I asked to explain in what specific ways the graph structure is different from the network model. So far I do not see any.

>
> I believe the Mneson Calculus is an algebra.
>I'm still working on it.
> Example laws:
>
> T ({x1, x2, ...}) = T({x1}) U T({x2}) U ...
> T ({}) = {}
> T (XUY) = T(X) U T(Y)
> T (X^Y) = T(X) ^ T(Y)
> Etc.

Let's assume your algebraic set consists of vertices. The T/S operators create sets of vertices that are not elements of the algebraic set (or if you say they are, the intersection or union operator clearly cannot be applied to vertices). It's obvious that the graph structure is not an algebra (cf. the relational algebra).

>
> Conditions on values are made possible by introducing value ranges, set
> of values expressed in a compact way, typically as an interval or a
> bound.
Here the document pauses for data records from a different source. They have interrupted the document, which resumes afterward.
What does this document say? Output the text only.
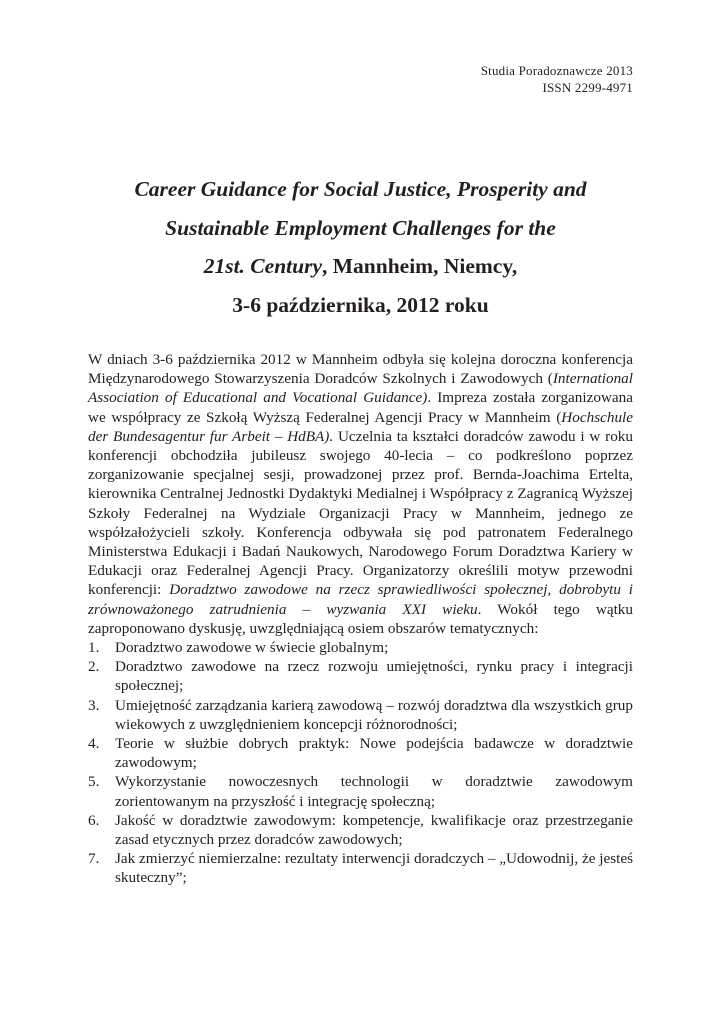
Studia Poradoznawcze 2013
ISSN 2299-4971
Career Guidance for Social Justice, Prosperity and
Sustainable Employment Challenges for the
21st. Century, Mannheim, Niemcy,
3-6 października, 2012 roku

W dniach 3-6 października 2012 w Mannheim odbyła się kolejna doroczna konferencja Międzynarodowego Stowarzyszenia Doradców Szkolnych i Zawodowych (International Association of Educational and Vocational Guidance). Impreza została zorganizowana we współpracy ze Szkołą Wyższą Federalnej Agencji Pracy w Mannheim (Hochschule der Bundesagentur fur Arbeit – HdBA). Uczelnia ta kształci doradców zawodu i w roku konferencji obchodziła jubileusz swojego 40-lecia – co podkreślono poprzez zorganizowanie specjalnej sesji, prowadzonej przez prof. Bernda-Joachima Ertelta, kierownika Centralnej Jednostki Dydaktyki Medialnej i Współpracy z Zagranicą Wyższej Szkoły Federalnej na Wydziale Organizacji Pracy w Mannheim, jednego ze współzałożycieli szkoły. Konferencja odbywała się pod patronatem Federalnego Ministerstwa Edukacji i Badań Naukowych, Narodowego Forum Doradztwa Kariery w Edukacji oraz Federalnej Agencji Pracy. Organizatorzy określili motyw przewodni konferencji: Doradztwo zawodowe na rzecz sprawiedliwości społecznej, dobrobytu i zrównoważonego zatrudnienia – wyzwania XXI wieku. Wokół tego wątku zaproponowano dyskusję, uwzględniającą osiem obszarów tematycznych:

1. Doradztwo zawodowe w świecie globalnym;
2. Doradztwo zawodowe na rzecz rozwoju umiejętności, rynku pracy i integracji społecznej;
3. Umiejętność zarządzania karierą zawodową – rozwój doradztwa dla wszystkich grup wiekowych z uwzględnieniem koncepcji różnorodności;
4. Teorie w służbie dobrych praktyk: Nowe podejścia badawcze w doradztwie zawodowym;
5. Wykorzystanie nowoczesnych technologii w doradztwie zawodowym zorientowanym na przyszłość i integrację społeczną;
6. Jakość w doradztwie zawodowym: kompetencje, kwalifikacje oraz przestrzeganie zasad etycznych przez doradców zawodowych;
7. Jak zmierzyć niemierzalne: rezultaty interwencji doradczych – „Udowodnij, że jesteś skuteczny”;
Querying for employees earning less than 40,000:
>
> T (Employees) ^ S (S (T (T (Salary)) ^ RangeForLessThan (40'000)))
>

So instead of using a trivial condition like 'salary < 40,000', would one need to add a special entity (node) 'RangeForLessThan(constant) to the data model for every imaginable constant ? I do not think it can be called an improvement over what we have now. If you think it can, please show how it can be an improvement.

> Of course query optimization would kick in here, and that's the main
> purpose of having the algebra.
>
Received on Fri Nov 11 2005 - 05:13:20 CET